Bangladesh regulatory agency

The National Housing Authority (জাতীয় গৃহায়ন কর্তৃপক্ষ) is a Bangladesh government regulatory agency under the Ministry of Housing and Public Works.

==History==
National Housing Authority traces its origins to two different organizations, the Housing and Settlement Directorate and Deputy Commissioner Settlement. After the Partition of India, millions of refugees flowed into Pakistan. The government responded by creating a Housing Wing in the Works, Power, and Irrigation Ministry to provide housing to the refugees and low-income families. In 1971, the Housing Wing was updated to the Housing and Settlement Directorate. In 2000, the Parliament of Bangladesh passed the National Housing Authority Act. The Housing and Settlement Directorate and Deputy Commissioner Settlement were merged to form the National Housing Authority on 15 July 2001.

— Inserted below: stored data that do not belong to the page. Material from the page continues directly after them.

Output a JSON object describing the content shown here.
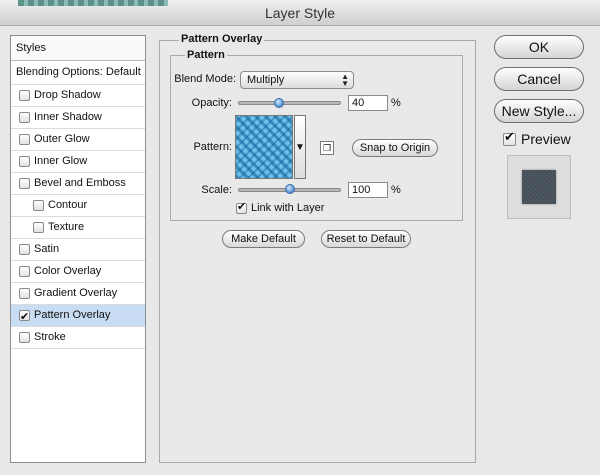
{
  "window": {
    "title": "Layer Style"
  },
  "styles_panel": {
    "header": "Styles",
    "blending": "Blending Options: Default",
    "items": [
      {
        "label": "Drop Shadow",
        "checked": false,
        "indent": false
      },
      {
        "label": "Inner Shadow",
        "checked": false,
        "indent": false
      },
      {
        "label": "Outer Glow",
        "checked": false,
        "indent": false
      },
      {
        "label": "Inner Glow",
        "checked": false,
        "indent": false
      },
      {
        "label": "Bevel and Emboss",
        "checked": false,
        "indent": false
      },
      {
        "label": "Contour",
        "checked": false,
        "indent": true
      },
      {
        "label": "Texture",
        "checked": false,
        "indent": true
      },
      {
        "label": "Satin",
        "checked": false,
        "indent": false
      },
      {
        "label": "Color Overlay",
        "checked": false,
        "indent": false
      },
      {
        "label": "Gradient Overlay",
        "checked": false,
        "indent": false
      },
      {
        "label": "Pattern Overlay",
        "checked": true,
        "indent": false,
        "selected": true
      },
      {
        "label": "Stroke",
        "checked": false,
        "indent": false
      }
    ]
  },
  "pattern_overlay": {
    "group_title": "Pattern Overlay",
    "sub_title": "Pattern",
    "blend_mode_label": "Blend Mode:",
    "blend_mode_value": "Multiply",
    "opacity_label": "Opacity:",
    "opacity_value": "40",
    "opacity_fraction": 0.4,
    "percent_sign": "%",
    "pattern_label": "Pattern:",
    "snap_button": "Snap to Origin",
    "scale_label": "Scale:",
    "scale_value": "100",
    "scale_fraction": 0.5,
    "link_label": "Link with Layer",
    "link_checked": true,
    "make_default": "Make Default",
    "reset_default": "Reset to Default"
  },
  "right_panel": {
    "ok": "OK",
    "cancel": "Cancel",
    "new_style": "New Style...",
    "preview_label": "Preview",
    "preview_checked": true
  },
  "colors": {
    "selection": "#c8dcf4",
    "pattern": "#6cc2ea",
    "preview_swatch": "#4d5862",
    "slider_thumb": "#5f9ad8"
  },
  "icons": {
    "pattern_picker": "triangle-down-icon",
    "new_preset": "new-preset-icon",
    "select_arrows": "updown-arrows-icon"
  }
}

The agency builds housing for low-income families throughout Bangladesh. The agency also carries out evictions on government land. In 2017, the NHA was constructing 34 housing projects throughout Bangladesh. On 30 January 2019, a former Joint Secretary of the National Housing Authority, Rafiqul Mohammed, was sentenced to five years in jail for forging legal deeds in February 1997 to illegally allot government land.